I wrote this story to tell at a storytelling
circle in April 2023. The guest storyteller,
Lori Oschefski told the story of the British Home Children. Between 1869 and 1948, 100,000 poor children
were forced to emigrate to Canada because they were orphans or their parents
were too poor to keep them.
My parents emigrated from England to Canada in the 1950’s
and I was, as far as I can tell, the first person in our family to be born on
this side of the Atlantic Ocean. My
parents and their parents before them were born in the Northwest of England, in
Greater Manchester, specifically, the town of Oldham. There is evidence of people living on that
land for the past seven to ten thousand years.
Neolithic, Roman, Celtic and Anglo-Saxon people lived there but it was
the Danes or Vikings that established a permanent hamlet there from 865 and
called it Aldehulme which means a “high place”.
Indeed, Oldham as the hamlet later became known, in the historic
county of Lancashire, is situated on the west side of the Pennine Hills which
form the “backbone of England”. Since
the land is rocky and hilly, it wasn’t very good for growing crops. However, it was excellent for raising sheep
and the area became known for wool spinning and weaving. That was, until the Industrial
Revolution. It turned out that Oldham
also had coal deep beneath it that was good for running the machines of the
Industrial Revolution and the wet climate was excellent for working with
textiles. Oldham went from being a small
hamlet to an urban centre with 400 cotton mills over the period of one hundred
years.
In the 1800’s people were being forced off of the land by
rich landlords and into the industrial towns. Some of my great grandparents and many of my
great great grandparents moved to Oldham from Ireland, Yorkshire and the south
of England around that time no doubt as part of that rural to urban migration. In
Oldham, the new spinning and weaving machines put the people who had worked in
cottage industries out of work. At
first, the mills hired only women and children over the age of 4 to work in the
mills.
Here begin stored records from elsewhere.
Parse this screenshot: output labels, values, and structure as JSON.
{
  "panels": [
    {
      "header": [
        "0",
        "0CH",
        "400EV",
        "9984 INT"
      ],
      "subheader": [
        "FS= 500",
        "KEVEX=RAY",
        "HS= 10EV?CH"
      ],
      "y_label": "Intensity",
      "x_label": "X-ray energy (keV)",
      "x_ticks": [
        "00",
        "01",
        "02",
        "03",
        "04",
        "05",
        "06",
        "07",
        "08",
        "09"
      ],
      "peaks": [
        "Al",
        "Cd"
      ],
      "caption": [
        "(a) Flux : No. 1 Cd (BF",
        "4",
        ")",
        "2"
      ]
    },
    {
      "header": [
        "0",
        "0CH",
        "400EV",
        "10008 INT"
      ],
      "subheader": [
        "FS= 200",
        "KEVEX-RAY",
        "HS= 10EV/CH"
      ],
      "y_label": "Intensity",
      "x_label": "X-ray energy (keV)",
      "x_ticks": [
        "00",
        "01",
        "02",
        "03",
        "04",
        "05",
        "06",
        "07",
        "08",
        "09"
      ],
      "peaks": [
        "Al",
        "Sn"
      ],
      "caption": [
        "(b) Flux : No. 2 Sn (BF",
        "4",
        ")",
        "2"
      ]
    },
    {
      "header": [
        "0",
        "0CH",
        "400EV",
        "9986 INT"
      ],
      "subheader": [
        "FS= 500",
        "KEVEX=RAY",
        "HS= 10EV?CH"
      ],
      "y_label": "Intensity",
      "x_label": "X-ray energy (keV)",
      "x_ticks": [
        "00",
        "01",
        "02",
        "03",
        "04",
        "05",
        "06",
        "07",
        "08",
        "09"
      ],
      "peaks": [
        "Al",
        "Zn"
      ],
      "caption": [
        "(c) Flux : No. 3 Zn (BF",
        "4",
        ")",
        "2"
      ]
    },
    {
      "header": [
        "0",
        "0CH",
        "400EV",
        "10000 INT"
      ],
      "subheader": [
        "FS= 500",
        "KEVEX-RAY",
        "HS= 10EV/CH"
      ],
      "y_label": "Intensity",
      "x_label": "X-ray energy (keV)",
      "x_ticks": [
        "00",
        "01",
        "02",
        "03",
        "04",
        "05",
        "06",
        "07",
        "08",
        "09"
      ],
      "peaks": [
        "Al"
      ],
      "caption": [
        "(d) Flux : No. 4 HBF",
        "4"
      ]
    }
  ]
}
They could pay them less than men
and the increased productivity led to even larger profits. They began importing
cotton from India and cotton that was grown by enslaved people in America. During times of economic recession, there was
huge urban unemployment and poverty.
In medieval times, the poor were taken care of by the
monasteries but after 1536 when Henry VIII destroyed them there was a gap. By the end of his daughter Queen Elizabeth I’s
life in 1601 there was a huge problem and the government enacted the Poor Law under
which aid was given at the parish level. This worked for about two hundred
years. However, with the influx of
people into the towns and cities during the Industrial Revolution this system
broke down. And so, in 1834, the Poor
Law was amended but not for the betterment of the poor. Instead, poor houses were constructed that
were so horrible that only the more destitute of people would accept that
fate. This attitude towards the poor was
probably part of the decision to send poor children to Canada and elsewhere as “Home
Children”.
During the Industrial Revolution, Lancashire was known for
revolts, trade unions and people fighting for more equity. They didn’t just accept that this was their
lot in life. My great uncle Stirling
Marron was a counsellor, alderman and for a time, mayor of Oldham. Once the
National Health Service was established in 1948, he fought to have the mentally
ill taken care of under the NHS instead of under the Poor Law. By 1959 this was achieved.
When I think of the strengths that my ancestors have passed
down to me, one of them is this working towards a more equitable society. That runs very strongly in me. As I learn about what my ancestors had to
live through, I can see that they have also passed resiliency down to me. I also connect to the work of spinning and
weaving through my love of working with textiles and the through the metaphor
of weaving together people in community, or the weaving of ideas. I also learned that I come from a line of Lancashire
storytellers and that form of expression feels very natural to me.
I recently decided
to listen to an audio book on the History of Britain by Simon Schama. The combined three volumes took 55 hours of
listening. The history of Britain is a history of power-over hierarchy in which
the monarchy, the churches and the governments battle endlessly for power and
fund these battles through sucking wealth up from those at the bottom of the
pyramid. It is a history of systematically creating poverty. And
that story didn’t change when they came to North America. It was the same old, same old. Take the land you want, kill or starve those
who were already there and force assimilation on them. The story is at least two thousand years
old. And so, my ancestors couldn’t teach
me how to live here on Turtle Island in a good way. They had no idea how to do that.
Instead, it has been the ancestors of the people Indigenous
to Turtle Island who are teaching me how to live in a good way, on this
land. I hear their voices in the Elders
and Knowledge Keepers, in the voices of Indigenous authors and in the voices of
the children who are being found in unmarked graves on the sites of former
Residential Schools. They are sharing
their worldview and ways of knowing and they are my teachers. They remind me
that the earth and the water and all of life is sacred. They teach me about a worldview in which all
of life is interconnected and valuable without a hierarchy.
And so, it seems that only by putting together the gifts that
my ancestors from the UK have passed down to me with the gifts of the Indigenous
ancestors on this land can I learn to live here in a good way, working for more
equity, weaving a worldview that has room for everyone and telling a new story.